Proteins in urine indicate kidney cancer
5 May 2010 by Evoluted New Media
The presence of a pair of proteins in urine could lead to an earlier and more accurate diagnosis of kidney cancer according to researchers at Washington University School of Medicine in St Louis.
The presence of a pair of proteins in urine could lead to an earlier and more accurate diagnosis of kidney cancer according to researchers at Washington University School of Medicine in St Louis.
There is currently no diagnostic test for kidney cancer, but Evan D Kharasch and Jeremiah J Morrissey hope that their discovery may lead to routine screening for the disease in a doctor’s surgery, using a non-invasive urine test.
“We believe that in the same way we use mammograms to screen for breast cancer and blood tests to screen for prostate cancer, we may have the opportunity to detect these proteins in urine as a way to screen for kidney cancer,” Kharasch said.
The duo studied urine samples from 76 individuals – 42 with kidney cancer, 15 who had no cancer but were to undergo abdominal surgery and 19 healthy patients – and found elevated levels of aquaporin-1 (AQP1) and adipophilin (ADFP) in the urine samples from kidney cancer patients. The levels were normal in the other candidates.

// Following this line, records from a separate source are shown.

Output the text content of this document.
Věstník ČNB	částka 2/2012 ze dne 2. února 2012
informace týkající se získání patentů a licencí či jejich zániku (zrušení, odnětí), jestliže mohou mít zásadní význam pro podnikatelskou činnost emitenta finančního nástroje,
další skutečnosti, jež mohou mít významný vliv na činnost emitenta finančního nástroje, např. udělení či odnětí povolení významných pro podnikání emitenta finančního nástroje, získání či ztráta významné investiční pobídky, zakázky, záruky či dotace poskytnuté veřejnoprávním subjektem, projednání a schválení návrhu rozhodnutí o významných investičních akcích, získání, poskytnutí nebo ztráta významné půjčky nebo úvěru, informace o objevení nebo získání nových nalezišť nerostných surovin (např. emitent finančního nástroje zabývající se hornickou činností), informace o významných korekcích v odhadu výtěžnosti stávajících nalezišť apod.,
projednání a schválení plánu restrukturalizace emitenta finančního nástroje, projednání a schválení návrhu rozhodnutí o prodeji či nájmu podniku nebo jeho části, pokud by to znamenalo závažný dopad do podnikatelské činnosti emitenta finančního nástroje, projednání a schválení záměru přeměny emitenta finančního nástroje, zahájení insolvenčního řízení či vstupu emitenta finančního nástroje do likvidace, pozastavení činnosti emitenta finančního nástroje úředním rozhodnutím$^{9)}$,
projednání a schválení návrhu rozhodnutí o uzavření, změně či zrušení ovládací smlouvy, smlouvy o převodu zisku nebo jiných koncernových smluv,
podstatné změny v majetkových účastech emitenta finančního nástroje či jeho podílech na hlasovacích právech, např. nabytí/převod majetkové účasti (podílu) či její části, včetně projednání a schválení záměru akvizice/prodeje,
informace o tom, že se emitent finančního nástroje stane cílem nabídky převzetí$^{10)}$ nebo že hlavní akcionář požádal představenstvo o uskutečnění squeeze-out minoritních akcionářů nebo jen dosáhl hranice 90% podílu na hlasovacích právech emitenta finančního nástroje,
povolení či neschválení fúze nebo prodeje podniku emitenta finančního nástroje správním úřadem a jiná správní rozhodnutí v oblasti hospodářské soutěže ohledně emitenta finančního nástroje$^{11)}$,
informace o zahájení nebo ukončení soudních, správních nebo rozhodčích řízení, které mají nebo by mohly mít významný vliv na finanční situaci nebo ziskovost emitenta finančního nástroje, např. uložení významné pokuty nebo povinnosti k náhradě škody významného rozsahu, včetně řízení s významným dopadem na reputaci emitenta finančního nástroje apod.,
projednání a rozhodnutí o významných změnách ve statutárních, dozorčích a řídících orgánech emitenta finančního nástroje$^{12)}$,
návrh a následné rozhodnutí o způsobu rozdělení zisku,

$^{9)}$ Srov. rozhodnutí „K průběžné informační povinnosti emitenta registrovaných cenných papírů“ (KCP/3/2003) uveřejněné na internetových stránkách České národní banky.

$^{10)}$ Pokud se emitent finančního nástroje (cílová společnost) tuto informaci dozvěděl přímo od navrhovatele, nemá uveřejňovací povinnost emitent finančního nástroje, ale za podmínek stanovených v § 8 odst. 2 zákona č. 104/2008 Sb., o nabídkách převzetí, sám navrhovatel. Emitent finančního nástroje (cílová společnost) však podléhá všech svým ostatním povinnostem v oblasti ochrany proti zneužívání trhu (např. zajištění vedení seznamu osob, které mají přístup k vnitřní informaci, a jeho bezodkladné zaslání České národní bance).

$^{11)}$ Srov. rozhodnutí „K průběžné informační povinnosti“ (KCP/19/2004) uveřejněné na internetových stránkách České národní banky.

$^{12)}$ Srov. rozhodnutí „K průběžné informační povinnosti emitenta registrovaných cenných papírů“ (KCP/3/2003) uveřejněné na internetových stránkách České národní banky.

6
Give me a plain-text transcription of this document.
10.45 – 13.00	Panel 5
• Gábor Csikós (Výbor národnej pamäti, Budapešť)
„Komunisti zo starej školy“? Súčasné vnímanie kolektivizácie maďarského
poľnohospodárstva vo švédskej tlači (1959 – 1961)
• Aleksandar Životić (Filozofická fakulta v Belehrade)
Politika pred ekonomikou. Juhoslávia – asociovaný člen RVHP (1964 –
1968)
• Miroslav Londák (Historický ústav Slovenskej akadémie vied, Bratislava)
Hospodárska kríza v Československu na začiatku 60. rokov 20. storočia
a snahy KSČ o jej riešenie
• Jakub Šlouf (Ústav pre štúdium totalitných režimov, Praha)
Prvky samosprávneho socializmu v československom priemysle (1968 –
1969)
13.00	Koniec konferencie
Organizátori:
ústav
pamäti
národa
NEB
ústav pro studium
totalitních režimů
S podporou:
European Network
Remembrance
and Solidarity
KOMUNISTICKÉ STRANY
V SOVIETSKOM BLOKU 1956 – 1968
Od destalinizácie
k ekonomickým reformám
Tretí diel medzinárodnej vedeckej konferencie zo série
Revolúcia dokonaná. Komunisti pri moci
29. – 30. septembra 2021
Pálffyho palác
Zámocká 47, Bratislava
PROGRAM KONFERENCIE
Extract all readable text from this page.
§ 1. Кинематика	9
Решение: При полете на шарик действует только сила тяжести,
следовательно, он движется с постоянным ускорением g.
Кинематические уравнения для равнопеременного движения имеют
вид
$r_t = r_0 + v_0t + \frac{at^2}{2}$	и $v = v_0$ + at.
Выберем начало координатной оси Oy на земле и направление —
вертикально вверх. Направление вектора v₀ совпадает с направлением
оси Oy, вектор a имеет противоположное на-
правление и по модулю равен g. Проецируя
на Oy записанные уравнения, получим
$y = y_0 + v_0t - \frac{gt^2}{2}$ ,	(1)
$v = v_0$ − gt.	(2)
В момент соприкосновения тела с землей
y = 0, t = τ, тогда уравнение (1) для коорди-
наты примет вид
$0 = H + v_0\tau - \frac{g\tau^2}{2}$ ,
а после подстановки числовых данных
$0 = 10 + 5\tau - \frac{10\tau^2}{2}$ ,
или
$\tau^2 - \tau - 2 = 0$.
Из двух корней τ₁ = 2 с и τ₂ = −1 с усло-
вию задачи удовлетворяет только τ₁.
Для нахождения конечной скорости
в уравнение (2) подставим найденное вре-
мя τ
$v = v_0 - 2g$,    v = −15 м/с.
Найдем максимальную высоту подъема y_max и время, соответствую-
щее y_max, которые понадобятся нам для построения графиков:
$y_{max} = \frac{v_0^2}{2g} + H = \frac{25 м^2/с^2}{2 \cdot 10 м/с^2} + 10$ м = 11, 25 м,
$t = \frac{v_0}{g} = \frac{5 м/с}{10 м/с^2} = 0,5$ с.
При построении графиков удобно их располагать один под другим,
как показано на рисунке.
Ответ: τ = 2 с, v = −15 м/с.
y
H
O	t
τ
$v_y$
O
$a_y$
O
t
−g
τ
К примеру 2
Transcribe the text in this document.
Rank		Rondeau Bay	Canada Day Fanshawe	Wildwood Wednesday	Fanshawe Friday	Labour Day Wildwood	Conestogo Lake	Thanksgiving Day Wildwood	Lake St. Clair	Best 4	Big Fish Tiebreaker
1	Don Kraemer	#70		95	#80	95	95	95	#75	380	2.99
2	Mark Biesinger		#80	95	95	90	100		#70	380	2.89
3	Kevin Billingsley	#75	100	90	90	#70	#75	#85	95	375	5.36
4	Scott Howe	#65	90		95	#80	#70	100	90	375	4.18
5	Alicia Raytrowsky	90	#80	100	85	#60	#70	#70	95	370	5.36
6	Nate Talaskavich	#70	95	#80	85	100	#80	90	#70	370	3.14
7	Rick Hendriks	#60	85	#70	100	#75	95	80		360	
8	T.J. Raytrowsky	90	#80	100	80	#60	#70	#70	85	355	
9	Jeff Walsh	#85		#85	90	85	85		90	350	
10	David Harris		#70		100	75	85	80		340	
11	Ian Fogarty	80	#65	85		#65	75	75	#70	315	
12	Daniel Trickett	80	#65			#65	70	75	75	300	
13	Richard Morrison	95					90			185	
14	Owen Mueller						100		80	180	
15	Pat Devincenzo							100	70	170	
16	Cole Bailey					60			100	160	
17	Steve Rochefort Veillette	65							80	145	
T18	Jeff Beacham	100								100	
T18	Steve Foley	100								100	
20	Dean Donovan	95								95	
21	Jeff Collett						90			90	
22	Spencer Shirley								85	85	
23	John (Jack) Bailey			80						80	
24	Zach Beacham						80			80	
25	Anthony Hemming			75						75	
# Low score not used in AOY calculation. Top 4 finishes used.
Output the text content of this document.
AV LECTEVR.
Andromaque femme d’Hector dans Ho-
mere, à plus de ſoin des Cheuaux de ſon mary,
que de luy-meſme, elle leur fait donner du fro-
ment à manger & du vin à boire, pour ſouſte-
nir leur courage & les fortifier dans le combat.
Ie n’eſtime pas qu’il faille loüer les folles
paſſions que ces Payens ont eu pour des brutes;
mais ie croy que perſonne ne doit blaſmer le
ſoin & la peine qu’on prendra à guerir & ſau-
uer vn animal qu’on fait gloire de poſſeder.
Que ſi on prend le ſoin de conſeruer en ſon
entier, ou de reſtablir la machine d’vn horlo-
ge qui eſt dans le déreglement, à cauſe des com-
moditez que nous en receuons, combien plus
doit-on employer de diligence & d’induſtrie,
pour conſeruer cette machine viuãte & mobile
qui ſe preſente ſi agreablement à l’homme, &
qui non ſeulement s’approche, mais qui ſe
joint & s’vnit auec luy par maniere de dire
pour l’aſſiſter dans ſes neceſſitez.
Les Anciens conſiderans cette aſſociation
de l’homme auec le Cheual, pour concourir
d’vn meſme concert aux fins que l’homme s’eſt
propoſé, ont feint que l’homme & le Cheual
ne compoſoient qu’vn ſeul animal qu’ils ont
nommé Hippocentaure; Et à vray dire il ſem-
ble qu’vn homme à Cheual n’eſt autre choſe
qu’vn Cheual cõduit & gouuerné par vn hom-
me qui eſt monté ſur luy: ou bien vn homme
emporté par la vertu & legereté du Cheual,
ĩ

“When patients come to surgery, it tends to be late in the process and many have already progressed to the stage where the prognosis is pretty bleak,” said Morrissey, “Screening patients to find kidney cancer when it is still small and treatable could save a number of lives and preserve kidney function in many people.” He said it may also be the difference between losing the whole kidney, or extracting the tumour from the healthy portions of the kidney.
Kharasch and Morrissey say that more research is needed to see how early on in the disease process levels of AQP1 and ADFP rise, and whether their concentrations might correspond to the size of a kidney tumour. Further testing is needed to determine whether people with other types of kidney disease also have high levels of the proteins in their urine.